Meski dalam konteks yang berbeda, apa yang terjadi di Muktamar ke-34 NU di Lampung bulan Desember 2021 menunjukkan fenomema yang serupa. Adalah sebuah fakta bahwa dalam kontestasi calon Ketua Umum PBNU isu persaingan HMI dan Pergerakan Mahasiswa Islam Indonesia (PMII) sempat mengemuka. Namun, berkat kedewasaan dan kematangannya, telah memungkinkan NU mempunyai resolusi konflik yang terinstitusionalisasi. Sangat mungkin terpilihnya Gus Yahya—yang kebetulan alumni HMI—sebagai Ketua Umum PBNU sempat memicu kekhawatiran. Apalagi, jika hal itu dilihat dari sudut pandang kekuasaan. Namun, beliau secara elegan telah menegaskan bahwa: “Dalam realitanya [di tubuh NU] persaingan antara HMI dan PMII tidak relevan lagi karena [kedua identitas] itu telah melebur dalam latar belakang ke-NU-an!”. Penegasan yang logis dan wajar, karena konteks sosial yang melingkupinya setiap warga NU bisa jadi berbeda satu sama lainnya.
Dalam tataran grassroots, terpilihnya Gus Yahya juga telah menyingkap tabir semu yang memilah sesama warga NU. Seorang sahabat alumni HMI berkata: “Terpilihnya Gus Yahya membuat saya lega dan bahagia, karena merupakan simbol diterimanya kembali identitas saya sebagai NU yang sebelumnya sempat ter-alienasi”.
Curhat sahabat ini seakan mendapat sambutan simpatik dari seorang alumni PMII, yang melalui unggahannya di sosial media berujar: “Poin penting dari terpilihnya Gus Yahya, para kader HMI-NU tidak lagi canggung dalam berkhitmat di NU”. Dalam hal ini, sinergi adalah kunci bagi masa depan NU nan asri.
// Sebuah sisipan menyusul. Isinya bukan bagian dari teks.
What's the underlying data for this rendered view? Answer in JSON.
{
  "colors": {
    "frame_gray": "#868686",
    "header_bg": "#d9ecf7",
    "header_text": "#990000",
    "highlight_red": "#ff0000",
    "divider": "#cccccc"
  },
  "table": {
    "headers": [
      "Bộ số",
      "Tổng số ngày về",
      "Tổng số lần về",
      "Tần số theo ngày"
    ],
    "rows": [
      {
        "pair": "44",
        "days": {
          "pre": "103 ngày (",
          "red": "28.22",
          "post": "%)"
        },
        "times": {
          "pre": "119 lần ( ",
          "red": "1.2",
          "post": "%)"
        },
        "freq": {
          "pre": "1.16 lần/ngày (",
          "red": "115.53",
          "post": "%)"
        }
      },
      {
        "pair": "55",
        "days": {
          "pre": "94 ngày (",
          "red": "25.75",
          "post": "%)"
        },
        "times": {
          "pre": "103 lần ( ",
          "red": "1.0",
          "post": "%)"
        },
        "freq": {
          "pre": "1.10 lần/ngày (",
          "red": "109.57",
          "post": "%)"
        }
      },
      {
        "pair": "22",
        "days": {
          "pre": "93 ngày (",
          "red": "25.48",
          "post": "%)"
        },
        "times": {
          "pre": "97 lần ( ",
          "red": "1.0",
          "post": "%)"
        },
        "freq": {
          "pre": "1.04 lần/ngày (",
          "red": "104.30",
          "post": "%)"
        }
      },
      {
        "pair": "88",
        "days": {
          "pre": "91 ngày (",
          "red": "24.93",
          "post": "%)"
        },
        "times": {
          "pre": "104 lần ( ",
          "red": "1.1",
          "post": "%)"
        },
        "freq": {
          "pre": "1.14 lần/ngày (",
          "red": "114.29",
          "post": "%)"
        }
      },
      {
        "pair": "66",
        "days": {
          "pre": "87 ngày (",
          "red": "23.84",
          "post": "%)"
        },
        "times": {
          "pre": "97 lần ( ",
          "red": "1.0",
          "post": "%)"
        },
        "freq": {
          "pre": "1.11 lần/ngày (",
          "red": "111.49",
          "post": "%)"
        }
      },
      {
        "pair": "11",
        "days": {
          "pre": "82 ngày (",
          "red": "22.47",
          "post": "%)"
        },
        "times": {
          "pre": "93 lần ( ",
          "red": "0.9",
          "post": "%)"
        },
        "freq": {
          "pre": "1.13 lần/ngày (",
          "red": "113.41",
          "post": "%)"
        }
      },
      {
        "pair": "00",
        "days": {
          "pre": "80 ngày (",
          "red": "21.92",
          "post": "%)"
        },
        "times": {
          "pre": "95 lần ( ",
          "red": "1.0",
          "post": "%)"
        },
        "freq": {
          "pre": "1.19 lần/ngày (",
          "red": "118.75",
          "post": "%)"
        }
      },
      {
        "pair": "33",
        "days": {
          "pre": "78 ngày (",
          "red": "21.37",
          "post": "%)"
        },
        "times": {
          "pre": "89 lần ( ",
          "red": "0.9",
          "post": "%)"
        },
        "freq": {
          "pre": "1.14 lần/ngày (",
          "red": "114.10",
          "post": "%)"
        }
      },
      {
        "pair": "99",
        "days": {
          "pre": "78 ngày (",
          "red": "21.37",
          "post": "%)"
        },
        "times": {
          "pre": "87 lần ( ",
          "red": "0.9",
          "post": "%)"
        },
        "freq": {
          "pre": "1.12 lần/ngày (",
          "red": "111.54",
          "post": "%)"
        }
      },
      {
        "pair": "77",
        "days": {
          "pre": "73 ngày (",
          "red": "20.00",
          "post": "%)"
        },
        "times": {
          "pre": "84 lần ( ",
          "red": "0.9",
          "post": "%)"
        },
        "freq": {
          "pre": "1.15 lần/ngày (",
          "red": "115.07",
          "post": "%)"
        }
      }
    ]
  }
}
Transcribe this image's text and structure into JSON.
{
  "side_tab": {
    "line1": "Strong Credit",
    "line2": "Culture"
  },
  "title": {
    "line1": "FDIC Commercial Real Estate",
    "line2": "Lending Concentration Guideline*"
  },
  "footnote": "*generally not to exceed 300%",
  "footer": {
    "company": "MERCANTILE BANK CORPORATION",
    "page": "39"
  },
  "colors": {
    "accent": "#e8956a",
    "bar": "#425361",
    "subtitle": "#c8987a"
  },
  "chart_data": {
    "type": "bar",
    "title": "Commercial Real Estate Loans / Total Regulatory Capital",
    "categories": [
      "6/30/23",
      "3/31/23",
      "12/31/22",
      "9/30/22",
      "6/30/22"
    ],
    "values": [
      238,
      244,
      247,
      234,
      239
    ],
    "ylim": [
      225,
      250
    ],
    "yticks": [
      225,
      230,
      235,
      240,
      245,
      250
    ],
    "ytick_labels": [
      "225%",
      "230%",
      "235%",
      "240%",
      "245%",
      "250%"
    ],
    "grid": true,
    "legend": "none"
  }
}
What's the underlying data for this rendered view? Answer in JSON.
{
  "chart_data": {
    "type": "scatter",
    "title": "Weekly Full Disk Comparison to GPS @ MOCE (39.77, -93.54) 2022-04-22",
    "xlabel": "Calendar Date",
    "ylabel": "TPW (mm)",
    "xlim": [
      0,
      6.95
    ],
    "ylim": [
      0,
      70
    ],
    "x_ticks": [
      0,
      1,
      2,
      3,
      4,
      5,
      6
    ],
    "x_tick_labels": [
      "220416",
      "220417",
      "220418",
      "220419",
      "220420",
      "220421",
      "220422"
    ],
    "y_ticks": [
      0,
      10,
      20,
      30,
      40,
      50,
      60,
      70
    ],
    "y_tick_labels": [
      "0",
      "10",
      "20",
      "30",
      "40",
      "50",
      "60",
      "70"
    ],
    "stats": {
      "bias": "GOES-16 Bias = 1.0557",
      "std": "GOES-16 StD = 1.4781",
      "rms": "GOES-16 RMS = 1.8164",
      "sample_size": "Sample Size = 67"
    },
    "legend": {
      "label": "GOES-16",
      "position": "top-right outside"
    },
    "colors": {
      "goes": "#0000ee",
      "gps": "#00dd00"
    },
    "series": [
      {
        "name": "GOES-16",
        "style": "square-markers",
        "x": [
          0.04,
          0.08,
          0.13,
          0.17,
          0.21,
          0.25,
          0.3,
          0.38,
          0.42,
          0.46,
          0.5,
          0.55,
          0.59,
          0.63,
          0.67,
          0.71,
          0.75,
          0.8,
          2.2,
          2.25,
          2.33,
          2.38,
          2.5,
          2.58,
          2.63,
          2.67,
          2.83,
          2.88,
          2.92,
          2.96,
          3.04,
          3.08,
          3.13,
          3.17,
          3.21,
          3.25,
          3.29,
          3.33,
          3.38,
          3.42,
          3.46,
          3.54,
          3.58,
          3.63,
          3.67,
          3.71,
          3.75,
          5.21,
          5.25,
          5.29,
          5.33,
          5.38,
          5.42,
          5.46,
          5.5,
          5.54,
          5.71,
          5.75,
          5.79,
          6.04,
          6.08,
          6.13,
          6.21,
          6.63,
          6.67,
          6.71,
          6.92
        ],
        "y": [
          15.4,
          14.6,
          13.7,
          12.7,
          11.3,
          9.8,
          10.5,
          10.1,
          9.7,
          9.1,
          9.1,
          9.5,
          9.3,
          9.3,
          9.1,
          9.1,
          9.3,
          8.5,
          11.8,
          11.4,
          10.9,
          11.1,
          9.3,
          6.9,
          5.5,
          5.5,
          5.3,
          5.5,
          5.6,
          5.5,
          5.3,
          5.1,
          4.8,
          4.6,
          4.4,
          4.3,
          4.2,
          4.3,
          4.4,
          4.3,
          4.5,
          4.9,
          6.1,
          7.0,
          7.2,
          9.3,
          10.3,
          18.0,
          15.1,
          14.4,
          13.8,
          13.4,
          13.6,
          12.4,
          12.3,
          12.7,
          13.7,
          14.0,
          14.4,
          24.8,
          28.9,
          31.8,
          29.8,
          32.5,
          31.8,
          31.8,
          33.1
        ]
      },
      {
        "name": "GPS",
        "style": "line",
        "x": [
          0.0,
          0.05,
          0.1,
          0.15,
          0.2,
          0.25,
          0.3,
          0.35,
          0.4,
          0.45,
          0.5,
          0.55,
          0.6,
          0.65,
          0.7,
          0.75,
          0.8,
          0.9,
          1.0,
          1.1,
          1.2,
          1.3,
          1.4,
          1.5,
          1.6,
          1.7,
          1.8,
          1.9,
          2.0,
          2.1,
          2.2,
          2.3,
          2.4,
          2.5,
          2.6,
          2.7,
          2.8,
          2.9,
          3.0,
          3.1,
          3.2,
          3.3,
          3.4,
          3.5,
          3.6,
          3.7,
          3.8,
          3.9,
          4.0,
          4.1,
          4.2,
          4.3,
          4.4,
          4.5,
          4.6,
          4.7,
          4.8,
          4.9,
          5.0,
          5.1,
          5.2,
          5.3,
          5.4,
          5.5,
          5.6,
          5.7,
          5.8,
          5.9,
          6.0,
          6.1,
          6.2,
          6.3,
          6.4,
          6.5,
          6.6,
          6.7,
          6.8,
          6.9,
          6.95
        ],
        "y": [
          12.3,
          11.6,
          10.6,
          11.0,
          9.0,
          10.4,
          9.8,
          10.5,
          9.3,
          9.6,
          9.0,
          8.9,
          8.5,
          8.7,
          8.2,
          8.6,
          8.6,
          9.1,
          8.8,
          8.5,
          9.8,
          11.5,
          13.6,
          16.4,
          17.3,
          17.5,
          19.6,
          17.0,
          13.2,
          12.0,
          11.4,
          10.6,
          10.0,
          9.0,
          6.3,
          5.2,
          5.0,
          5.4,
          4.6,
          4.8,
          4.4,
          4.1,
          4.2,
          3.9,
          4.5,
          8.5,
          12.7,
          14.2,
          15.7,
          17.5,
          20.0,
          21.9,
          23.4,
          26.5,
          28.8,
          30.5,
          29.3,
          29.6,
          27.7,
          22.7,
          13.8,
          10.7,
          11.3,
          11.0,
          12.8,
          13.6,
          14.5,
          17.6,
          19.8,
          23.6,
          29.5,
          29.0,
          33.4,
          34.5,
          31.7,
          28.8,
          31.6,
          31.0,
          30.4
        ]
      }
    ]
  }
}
Jadi teringat ungkapan almarhum Pak Ud (KH. Jusuf Hasyim – PP Tebuireng) pada silaturahim nasional para tokoh NU pada awal masa Reformasi, di Hotel Indonesia-Jakarta. Saat ditanya wartawan tentang kesannya tentang banyaknya tokoh NU—dari lintas partai, organisasi, maupun profesi—yang hadir; beliau menjawab singkat: “NU [memang] ruaaarrr biaasaaa..!”.
Himawan Bayu Patriadi, PhD.
Dosen Ilmu Hubungan Internasional dan Ketua C-RiSSH, Universitas Jember.